Reha Çamuroğlu, Aleviliğin tasavvuftan başka bir şey olmadığını söyledi. Çamuroğlu, "Aleviliğin teolojisini öze indirgeyerek anlattığınız şey tasavvuftan başka bir şey değildir. Tasavvufun farklı yorumlarından biridir." dedi.
'İslam dışı Alevilik' projesini hayata geçirmek isteyenlerin yıllarca Almanya'da cemevi kurmadığını belirten Çamuroğlu, ancak bunların son yıllarda cemevi açmaya başladığına dikkat çekti. Çamuroğlu, "Bu, üç ayağı olan bir proje: Alevilik İslam dışıdır, Aleviler azınlıktır ve Alevilik dedelerden kurtulmalıdır. Demek istiyorlar ki; Alevilik dinî özelliklerinden kurtulmalıdır. Asıl söylemek istedikleri ise şu: Alevilik etnik bir yapıdır." açıklamasında bulundu. Çamuroğlu, Marksizm'le hesaplaşmadan Alevi olunamayacağını anlattı. Çamuroğlu, Aleviliğin İslam dışı olduğunu söyleyenlerin sol görüşlü olduğunu aktararak, "Bu arkadaşların hepsi soldan gelir; fakat solla hesaplaşmalarını yapmadan Alevi olmuşlar. Şimdi Marksist sol, materyalist bir sistem kurmuş. Burada metafiziğe yer yok. Alevilik ise baştan aşağı metafiziktir. Siz, Marksizm'le hesaplaşmadan birdenbire 'Alevi'yim' diyemezsiniz." diye konuştu.
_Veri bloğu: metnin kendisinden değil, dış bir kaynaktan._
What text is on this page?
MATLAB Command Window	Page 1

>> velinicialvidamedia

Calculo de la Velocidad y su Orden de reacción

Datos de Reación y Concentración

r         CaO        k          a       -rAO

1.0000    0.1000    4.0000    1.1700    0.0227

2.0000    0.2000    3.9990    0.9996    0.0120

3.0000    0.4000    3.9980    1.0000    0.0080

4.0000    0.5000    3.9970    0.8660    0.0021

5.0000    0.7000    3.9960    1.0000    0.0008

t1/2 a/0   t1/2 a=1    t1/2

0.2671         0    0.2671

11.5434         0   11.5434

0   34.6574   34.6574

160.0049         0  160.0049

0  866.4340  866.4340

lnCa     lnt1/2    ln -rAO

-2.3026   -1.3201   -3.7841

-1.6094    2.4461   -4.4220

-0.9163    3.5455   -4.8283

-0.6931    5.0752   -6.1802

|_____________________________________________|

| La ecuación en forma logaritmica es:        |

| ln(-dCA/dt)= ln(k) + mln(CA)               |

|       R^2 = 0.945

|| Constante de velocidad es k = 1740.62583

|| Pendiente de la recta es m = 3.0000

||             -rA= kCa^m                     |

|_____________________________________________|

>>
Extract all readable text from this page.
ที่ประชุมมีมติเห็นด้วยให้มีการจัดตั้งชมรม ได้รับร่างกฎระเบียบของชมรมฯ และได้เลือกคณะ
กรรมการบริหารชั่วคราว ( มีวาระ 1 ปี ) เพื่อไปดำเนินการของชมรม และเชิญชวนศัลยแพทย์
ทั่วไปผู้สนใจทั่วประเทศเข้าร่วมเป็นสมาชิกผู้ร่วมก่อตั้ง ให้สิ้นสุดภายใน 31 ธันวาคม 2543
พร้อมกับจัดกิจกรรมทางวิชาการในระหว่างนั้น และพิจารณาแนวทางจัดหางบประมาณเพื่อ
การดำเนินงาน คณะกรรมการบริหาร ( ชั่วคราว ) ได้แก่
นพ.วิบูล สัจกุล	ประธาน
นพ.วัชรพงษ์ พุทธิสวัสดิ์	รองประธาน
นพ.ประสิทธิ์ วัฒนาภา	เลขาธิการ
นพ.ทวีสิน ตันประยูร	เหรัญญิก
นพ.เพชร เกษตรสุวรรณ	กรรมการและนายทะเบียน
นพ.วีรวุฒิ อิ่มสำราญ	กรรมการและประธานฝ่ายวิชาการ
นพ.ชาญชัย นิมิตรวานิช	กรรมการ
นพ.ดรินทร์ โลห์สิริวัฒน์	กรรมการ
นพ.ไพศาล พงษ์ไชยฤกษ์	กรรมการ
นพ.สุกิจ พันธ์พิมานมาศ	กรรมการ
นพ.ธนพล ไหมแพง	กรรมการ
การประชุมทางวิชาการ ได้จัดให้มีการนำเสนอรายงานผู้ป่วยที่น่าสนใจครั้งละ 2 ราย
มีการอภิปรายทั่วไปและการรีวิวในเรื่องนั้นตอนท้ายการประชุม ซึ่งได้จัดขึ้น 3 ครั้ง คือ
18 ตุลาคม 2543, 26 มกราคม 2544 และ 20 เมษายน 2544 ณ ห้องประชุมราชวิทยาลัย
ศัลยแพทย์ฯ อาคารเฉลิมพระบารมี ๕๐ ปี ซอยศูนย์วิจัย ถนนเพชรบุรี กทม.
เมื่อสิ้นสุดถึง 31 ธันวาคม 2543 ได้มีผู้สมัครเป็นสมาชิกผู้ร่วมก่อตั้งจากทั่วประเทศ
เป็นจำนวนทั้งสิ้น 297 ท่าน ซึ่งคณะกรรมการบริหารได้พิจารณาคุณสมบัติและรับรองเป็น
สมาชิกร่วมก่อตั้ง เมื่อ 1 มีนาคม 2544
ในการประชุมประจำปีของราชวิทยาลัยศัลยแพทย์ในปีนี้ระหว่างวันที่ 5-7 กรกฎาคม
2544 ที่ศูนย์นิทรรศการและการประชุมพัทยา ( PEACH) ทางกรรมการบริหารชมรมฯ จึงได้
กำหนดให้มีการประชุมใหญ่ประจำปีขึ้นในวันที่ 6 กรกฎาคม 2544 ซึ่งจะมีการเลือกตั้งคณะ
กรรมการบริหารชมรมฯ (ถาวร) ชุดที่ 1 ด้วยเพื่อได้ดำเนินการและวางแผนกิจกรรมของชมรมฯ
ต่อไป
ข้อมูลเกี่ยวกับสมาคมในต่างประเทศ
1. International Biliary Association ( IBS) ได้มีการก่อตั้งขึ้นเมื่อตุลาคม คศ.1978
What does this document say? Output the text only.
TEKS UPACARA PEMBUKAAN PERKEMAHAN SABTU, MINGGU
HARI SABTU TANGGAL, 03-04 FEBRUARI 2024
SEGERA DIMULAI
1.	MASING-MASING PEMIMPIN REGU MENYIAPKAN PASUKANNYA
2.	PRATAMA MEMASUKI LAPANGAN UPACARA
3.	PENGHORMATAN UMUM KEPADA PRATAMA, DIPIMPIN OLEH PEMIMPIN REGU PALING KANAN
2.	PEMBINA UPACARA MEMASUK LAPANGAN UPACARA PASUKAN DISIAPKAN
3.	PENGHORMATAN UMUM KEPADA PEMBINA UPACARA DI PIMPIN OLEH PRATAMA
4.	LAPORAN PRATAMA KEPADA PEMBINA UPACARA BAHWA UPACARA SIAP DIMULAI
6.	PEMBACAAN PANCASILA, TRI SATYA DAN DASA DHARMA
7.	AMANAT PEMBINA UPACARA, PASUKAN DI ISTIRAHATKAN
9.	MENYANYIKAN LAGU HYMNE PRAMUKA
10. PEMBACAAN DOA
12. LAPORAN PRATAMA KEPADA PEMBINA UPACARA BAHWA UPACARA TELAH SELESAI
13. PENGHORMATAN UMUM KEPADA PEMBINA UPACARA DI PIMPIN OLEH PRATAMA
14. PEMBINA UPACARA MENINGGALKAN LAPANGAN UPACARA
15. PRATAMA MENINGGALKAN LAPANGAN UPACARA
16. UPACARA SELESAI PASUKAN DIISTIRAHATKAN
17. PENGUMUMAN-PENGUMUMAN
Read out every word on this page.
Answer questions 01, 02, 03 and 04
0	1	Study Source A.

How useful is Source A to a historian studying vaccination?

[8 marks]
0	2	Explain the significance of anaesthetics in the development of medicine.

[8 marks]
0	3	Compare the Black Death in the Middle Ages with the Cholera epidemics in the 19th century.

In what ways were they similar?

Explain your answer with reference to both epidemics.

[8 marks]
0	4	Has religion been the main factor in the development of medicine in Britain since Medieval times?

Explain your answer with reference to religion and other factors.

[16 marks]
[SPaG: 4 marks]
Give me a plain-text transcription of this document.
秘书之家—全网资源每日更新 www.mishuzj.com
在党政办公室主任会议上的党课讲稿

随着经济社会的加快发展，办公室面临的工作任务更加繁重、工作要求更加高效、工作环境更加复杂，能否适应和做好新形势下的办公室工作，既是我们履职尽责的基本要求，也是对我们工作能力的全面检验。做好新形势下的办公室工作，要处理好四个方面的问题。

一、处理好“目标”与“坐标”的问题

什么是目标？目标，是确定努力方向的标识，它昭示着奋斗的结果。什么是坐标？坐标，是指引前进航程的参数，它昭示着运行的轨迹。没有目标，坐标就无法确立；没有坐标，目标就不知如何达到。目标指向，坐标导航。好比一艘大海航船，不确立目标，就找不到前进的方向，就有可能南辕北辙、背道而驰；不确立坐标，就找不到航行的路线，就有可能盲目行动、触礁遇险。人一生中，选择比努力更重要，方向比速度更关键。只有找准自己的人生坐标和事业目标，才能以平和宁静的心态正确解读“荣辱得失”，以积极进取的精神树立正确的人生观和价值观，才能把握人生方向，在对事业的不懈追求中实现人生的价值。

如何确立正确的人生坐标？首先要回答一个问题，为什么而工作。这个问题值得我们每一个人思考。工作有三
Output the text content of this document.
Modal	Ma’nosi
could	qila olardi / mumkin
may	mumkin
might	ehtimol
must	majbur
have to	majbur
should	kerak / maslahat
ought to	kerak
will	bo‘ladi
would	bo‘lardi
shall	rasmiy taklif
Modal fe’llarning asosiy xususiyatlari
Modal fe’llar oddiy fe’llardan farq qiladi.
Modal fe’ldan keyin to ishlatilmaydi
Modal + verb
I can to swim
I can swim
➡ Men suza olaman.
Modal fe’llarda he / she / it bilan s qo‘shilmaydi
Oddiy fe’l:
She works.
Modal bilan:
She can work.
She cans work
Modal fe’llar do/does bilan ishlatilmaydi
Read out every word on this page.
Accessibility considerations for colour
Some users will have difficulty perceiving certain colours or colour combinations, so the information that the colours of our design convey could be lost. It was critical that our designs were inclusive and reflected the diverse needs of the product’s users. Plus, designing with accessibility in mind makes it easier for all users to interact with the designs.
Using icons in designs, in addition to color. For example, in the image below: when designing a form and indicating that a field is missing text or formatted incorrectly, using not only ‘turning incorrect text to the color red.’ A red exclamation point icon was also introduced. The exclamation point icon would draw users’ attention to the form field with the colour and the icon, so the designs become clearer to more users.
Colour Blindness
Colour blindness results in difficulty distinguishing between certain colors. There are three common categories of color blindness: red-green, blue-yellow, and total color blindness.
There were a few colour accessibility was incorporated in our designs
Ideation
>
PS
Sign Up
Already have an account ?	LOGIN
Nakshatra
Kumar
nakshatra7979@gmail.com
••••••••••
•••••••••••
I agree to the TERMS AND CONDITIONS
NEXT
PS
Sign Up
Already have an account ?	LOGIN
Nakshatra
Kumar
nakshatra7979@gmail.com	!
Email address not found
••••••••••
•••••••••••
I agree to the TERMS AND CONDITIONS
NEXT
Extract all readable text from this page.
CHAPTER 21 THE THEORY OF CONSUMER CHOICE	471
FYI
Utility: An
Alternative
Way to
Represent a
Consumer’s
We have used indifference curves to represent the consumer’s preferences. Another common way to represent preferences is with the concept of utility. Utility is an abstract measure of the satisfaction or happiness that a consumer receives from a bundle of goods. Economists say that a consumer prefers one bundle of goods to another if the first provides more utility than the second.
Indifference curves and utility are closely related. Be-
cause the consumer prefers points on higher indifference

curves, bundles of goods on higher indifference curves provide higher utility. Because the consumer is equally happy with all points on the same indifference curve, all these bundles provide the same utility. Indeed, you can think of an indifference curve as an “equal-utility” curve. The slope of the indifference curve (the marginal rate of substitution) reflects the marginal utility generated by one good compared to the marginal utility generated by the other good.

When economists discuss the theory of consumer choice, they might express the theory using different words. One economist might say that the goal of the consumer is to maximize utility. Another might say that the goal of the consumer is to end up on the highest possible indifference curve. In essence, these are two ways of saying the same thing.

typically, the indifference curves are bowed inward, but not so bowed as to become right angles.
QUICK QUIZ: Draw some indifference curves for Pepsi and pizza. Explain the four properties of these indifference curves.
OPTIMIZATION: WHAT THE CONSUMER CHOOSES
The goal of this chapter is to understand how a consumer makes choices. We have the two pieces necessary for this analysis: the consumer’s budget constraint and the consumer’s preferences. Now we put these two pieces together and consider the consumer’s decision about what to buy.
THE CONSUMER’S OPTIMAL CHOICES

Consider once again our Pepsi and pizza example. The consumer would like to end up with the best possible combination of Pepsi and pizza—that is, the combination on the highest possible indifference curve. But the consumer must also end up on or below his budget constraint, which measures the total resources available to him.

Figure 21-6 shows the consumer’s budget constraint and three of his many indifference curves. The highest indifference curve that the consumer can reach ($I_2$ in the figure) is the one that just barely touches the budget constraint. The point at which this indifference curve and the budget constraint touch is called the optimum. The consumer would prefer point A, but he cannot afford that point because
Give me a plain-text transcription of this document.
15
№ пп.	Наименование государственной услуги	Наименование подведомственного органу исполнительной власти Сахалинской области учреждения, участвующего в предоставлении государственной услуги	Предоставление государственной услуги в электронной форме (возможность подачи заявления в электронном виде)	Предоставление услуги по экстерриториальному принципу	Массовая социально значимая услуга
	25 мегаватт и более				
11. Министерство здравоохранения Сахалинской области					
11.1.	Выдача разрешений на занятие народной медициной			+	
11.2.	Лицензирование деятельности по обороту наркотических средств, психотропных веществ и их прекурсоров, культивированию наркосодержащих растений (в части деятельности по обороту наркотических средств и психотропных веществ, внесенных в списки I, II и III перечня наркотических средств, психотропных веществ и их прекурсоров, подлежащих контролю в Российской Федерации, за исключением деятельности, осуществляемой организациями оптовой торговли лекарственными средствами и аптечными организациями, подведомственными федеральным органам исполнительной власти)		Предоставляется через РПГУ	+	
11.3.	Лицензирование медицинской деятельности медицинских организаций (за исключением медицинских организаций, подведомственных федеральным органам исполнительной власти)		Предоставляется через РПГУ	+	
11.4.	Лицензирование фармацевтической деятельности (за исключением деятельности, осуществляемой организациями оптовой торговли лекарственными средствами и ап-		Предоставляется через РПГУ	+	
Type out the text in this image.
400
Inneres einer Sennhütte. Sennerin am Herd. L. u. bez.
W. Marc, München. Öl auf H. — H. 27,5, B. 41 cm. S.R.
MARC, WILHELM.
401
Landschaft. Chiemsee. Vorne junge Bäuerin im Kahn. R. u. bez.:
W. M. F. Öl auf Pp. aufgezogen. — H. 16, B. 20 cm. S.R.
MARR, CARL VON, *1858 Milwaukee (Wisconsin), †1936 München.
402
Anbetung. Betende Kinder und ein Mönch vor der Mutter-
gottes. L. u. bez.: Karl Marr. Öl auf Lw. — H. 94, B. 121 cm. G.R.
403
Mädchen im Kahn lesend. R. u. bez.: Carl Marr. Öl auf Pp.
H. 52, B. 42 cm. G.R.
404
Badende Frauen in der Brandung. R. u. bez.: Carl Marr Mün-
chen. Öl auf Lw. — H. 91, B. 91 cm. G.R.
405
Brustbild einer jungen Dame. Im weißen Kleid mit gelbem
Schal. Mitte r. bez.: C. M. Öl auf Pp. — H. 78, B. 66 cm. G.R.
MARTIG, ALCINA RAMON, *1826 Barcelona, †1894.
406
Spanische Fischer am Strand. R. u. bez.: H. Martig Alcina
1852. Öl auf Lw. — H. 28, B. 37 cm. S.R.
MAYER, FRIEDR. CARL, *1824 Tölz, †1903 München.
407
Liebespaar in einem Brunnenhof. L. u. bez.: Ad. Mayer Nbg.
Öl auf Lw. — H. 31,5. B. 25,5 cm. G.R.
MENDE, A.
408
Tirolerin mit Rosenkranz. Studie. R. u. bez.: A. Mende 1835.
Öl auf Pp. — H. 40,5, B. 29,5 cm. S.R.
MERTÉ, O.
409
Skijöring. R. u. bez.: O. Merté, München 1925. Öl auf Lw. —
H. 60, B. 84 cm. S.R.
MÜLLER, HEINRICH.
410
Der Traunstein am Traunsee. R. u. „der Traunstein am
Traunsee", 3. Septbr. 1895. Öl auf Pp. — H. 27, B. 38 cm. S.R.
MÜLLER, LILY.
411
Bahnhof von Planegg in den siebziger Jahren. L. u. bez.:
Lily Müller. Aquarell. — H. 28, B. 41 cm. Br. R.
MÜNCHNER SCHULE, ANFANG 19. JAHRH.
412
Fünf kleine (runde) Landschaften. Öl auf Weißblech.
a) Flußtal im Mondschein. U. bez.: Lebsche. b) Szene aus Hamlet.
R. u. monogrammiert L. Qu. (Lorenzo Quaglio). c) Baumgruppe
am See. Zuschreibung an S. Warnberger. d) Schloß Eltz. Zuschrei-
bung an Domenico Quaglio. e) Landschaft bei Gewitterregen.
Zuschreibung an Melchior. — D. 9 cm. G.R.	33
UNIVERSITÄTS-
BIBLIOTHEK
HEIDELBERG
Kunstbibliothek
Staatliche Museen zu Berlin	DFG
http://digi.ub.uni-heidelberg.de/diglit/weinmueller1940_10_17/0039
Çamuroğlu'na göre İslam dışı Alevilik iddiası Aleviler arasında kendine yer edinemedi. Çamuroğlu, "İslam dışı olarak tanımlanması konusunda önlerine binlerce engel çıktı. Alevi halkının tepkisi çıktı. Fakat en önemlisi Hz. Ali'nin kendisi çıktı. Yani bu arkadaşların Müslüman olmadıklarını ispatlamaları için Hz. Ali'nin Müslüman olmadığını ispatlamaları gerekiyordu ki; bu herhalde zor bir işti. Bunun olmayacağını görünce Ali'siz Aleviliği
icat etmeye uğraştılar." dedi.
Oruç tutmasa, camiye gitmese bile oruçsuz ve ezansız bir
ülke istemediğini belirten Çamuroğlu, "Camiye gitmem; ama
ezan sesi olmayan bir dünya istemem. Ramazan'da oruç tutmam; ama Ramazan'sız bir Türkiye istemem." diye konuştu.